Mon cher grand acteur, est-il vrai que nous aurons le bonheur de vous voir devers Pâques ? Nous communierons ensemble, et nous prendrons des mesures pour faire de Zulime, de Cassandre, etc., etc., quelque chose qui puisse vous être agréable et utile. J’interromps une répétition pour vous dire que toute notre troupe, et surtout Mme  Denis et moi, nous vous faisons les plus tendres et les plus sincères compliments. V.


4854. — À M.  LE CARDINAL DE BERNIS.
À Ferney, ce 5 mars.

Oui, monseigneur, ceux qui disaient, quand vous fûtes ministre pour trop peu de temps : Celui-là du moins sait lire et écrire, avaient bien raison. Votre Éminence daigne se souvenir de Cassandre, et me donne un excellent conseil, que je vais sur-le-champ mettre en pratique. Vous jugez encore mieux Cinna ; rien n’est mieux dit : C’est plutôt un bel ouvrage qu’une bonne tragédie. Je souscris à ce jugement. Nous n’avons guère de tragédies qui arrachent le cœur ; c’est pourtant ce qu’il faudrait.

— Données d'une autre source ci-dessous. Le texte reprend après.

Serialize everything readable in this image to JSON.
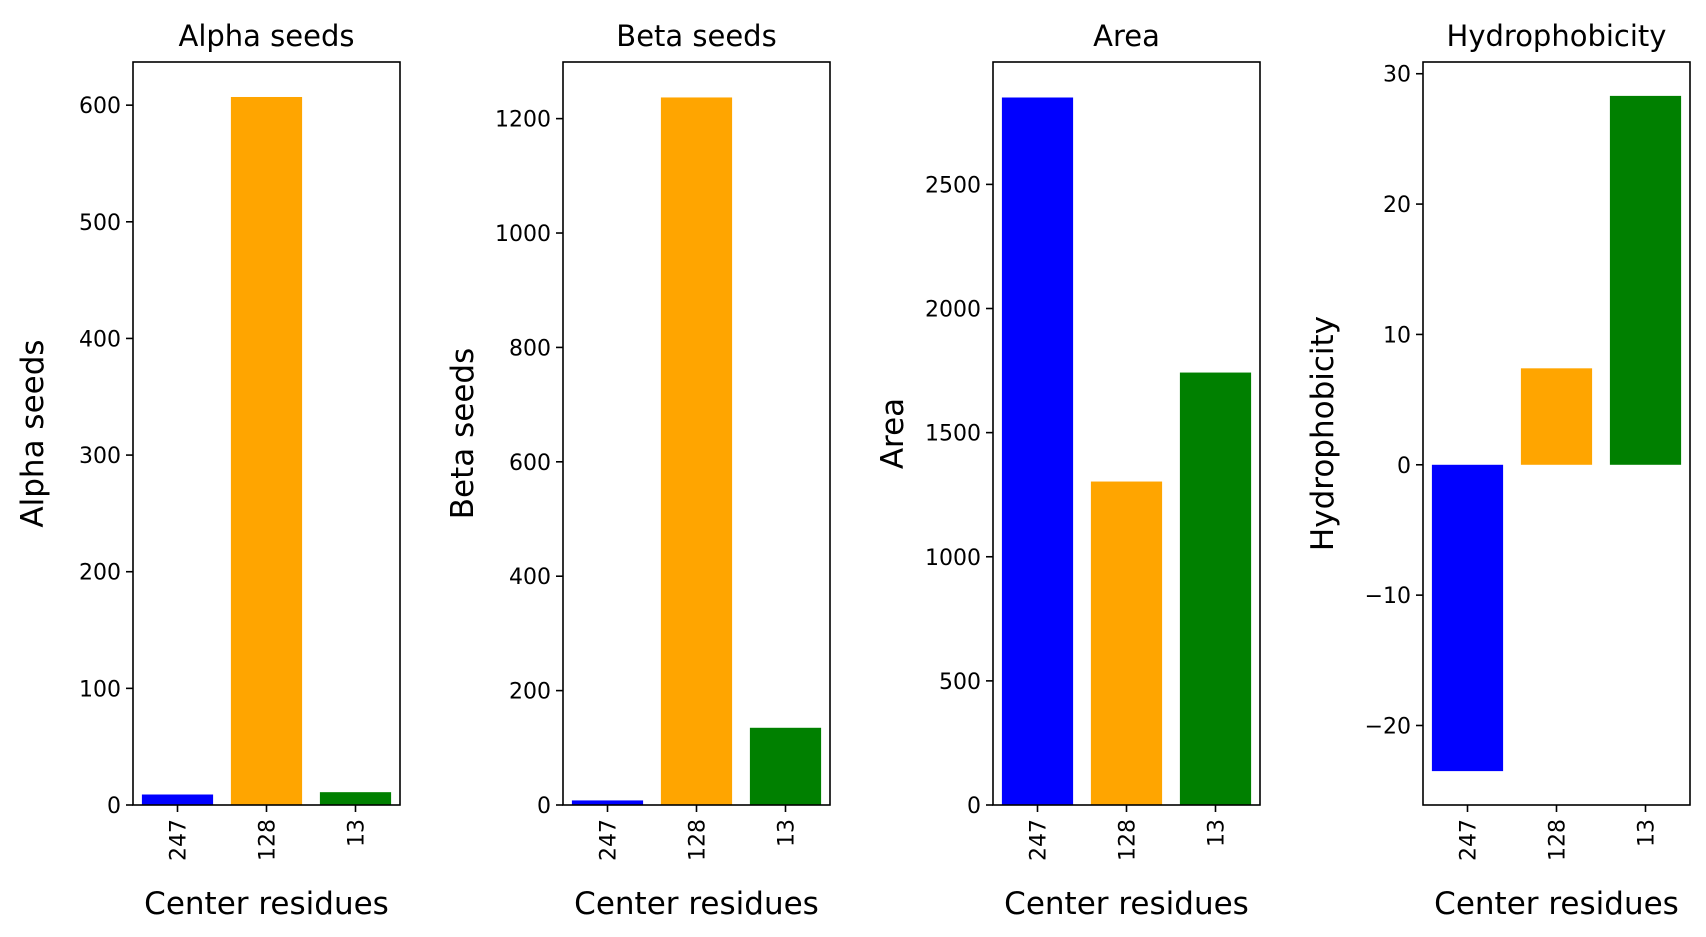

Vous savez peut-être ce qui arriva à Tancrède, il y a huit ou dix jours ; je ne dis pas que ce Tancrède arrache l’âme, ce n’est pas cela dont il s’agit ; il y a des vers ainsi tournés :


On dépouille Tancrède, on l’exile, on l’outrage ;
C’est le sort d’un héros d’être persécuté.

(Acte I, scène VI.)

Tout le monde battit des mains, on cria Broglie ! Broglie ! et les battements recommencèrent ; ce fut un bruit, un tapage,

  1. Il veut sans doute parler de Rochette, qui avait été pendu le 18 février ; voyez une note sur la lettre 4719.